One possibility is that, at the time, it wasn’t a desert. While the Nefud is all sand and rock today, at the time of the Al Wusta fossil, the region was a savannah, covered in lakes and rivers thanks to summer monsoons. The multitude of animal bones found in the same location, from wild cattle to antelopes, suggest that game was plentiful. The lake itself lasted year round and offered a source of fresh water, though it may have come with risks as well as rewards: many of the faunal bones bore marks of carnivores’ teeth.
“Excursions of Homo sapiens into the Near East, Arabia, and as far as eastern Asia would have been assisted by favorable rainfall, which created well-watered zones that had previously (and subsequently) been quite arid,” says Smithsonian Institution paleoanthropologist Rick Potts, who has extensively studied paleoclimate in Africa, by email. “The finds in Arabia extend the known geographic area of this early dispersal of Homo sapiens, and it indicates that a distinctly sere area of Arabia today was sufficiently ‘green’ and wet to support human populations.”
But researchers behind the recent Misliya discovery argue that the bone’s location on the surface rather than in the lake deposits below mean it might not correspond to that climactic period. Aarchaeologist Mina Weinstein-Evron and paleoanthropologist Israel Hershkovitz, although they generally admire the study, wondered whether the bone belonged to an earlier humid fluctuation period. “The authors rightly highlight the challenges of precisely constructing regional paleoclimates and relating them to human demographic and behavioral change, but their study does not seem to contribute to meeting this challenge,” said the researchers, who weren’t affiliated with this study, by email.
The finger gestures to another question as well: What happened to the population that made it all the way to Arabia?

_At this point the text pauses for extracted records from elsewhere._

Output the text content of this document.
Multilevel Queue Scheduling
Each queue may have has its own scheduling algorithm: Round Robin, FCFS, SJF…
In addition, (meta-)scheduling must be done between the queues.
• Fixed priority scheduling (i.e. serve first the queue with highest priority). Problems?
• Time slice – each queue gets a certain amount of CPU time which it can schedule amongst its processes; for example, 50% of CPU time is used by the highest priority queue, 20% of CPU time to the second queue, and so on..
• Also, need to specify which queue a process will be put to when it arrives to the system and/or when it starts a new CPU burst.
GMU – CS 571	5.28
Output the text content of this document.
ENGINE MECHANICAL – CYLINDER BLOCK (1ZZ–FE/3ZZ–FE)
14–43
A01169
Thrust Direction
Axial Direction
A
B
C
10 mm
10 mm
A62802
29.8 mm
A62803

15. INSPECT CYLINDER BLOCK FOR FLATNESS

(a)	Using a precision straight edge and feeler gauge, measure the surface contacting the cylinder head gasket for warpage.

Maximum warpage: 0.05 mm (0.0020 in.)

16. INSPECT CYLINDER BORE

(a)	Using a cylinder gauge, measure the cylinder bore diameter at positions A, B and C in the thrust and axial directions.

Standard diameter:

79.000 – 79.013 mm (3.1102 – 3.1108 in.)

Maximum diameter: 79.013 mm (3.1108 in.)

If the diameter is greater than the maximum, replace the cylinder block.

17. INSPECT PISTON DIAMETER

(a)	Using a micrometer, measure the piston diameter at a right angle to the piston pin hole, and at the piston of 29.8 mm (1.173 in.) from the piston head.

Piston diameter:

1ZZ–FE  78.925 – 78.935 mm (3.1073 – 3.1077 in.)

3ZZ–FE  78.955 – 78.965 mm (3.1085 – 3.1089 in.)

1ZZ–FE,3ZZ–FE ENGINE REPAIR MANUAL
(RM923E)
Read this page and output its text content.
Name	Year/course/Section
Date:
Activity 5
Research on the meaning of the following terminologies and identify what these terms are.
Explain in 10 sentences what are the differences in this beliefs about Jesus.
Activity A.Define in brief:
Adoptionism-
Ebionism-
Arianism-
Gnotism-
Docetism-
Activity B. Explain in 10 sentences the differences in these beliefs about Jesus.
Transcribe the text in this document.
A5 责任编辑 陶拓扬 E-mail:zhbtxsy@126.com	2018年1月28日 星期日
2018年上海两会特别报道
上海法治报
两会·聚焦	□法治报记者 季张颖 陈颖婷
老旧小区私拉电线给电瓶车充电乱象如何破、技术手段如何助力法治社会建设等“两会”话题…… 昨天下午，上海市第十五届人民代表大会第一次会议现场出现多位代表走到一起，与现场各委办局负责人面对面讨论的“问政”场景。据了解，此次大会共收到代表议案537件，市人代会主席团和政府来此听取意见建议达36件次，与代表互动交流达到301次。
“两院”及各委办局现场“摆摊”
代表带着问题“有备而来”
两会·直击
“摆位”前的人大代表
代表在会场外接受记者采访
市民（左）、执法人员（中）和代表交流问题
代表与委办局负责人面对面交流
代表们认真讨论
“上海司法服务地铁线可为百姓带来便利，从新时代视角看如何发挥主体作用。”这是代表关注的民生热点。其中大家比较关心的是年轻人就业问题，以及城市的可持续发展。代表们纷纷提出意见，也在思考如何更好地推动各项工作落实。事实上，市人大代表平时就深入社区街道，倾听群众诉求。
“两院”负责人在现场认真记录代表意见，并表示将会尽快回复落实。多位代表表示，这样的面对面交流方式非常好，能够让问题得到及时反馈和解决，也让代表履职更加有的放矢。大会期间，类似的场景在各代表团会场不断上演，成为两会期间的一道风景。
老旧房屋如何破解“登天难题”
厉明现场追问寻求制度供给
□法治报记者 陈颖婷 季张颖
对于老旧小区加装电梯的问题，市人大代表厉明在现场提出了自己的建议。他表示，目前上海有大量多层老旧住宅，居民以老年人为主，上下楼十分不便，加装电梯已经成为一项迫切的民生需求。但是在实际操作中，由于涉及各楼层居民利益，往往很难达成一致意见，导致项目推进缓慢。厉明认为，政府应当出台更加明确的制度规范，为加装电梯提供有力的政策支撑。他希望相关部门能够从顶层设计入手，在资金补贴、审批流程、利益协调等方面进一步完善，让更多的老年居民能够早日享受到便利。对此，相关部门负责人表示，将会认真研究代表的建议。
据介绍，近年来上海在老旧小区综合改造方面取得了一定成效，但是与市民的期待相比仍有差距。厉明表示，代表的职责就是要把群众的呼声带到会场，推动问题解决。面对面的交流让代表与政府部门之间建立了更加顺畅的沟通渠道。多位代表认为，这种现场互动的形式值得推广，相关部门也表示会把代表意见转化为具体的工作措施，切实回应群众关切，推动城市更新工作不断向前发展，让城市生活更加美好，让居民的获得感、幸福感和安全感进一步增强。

Were they forced to move forward, or retreat when the environment became inhospitable once more within centuries after they arrived?
“It will be interesting to learn if the Al Wusta population came directly from Africa (by crossing the Bab-el-Mandeb strait) or if it’s related to the fossils from Qafzeh, which would suggest they turned towards the south,” said Mercier.
Although the team will analyze the finger bone for any remnants of DNA, they’re doubtful anything will emerge, given the harsh environment it came from. (Most ancient DNA comes from cold climates and fossils younger than 50,000 years.) The next steps will be conducting more digs in the Arabian Peninsula and in Africa to piece together the broader picture.
Groucutt does hope that this discovery might spur more research in regions that are usually given less attention when it comes to human evolution. “There’s still a big focus on a few small areas like Europe and South Africa,” Groucutt says. “These are very important areas, but the world’s a big place. We have to be careful not to assume that everything happened where we happened to find it.”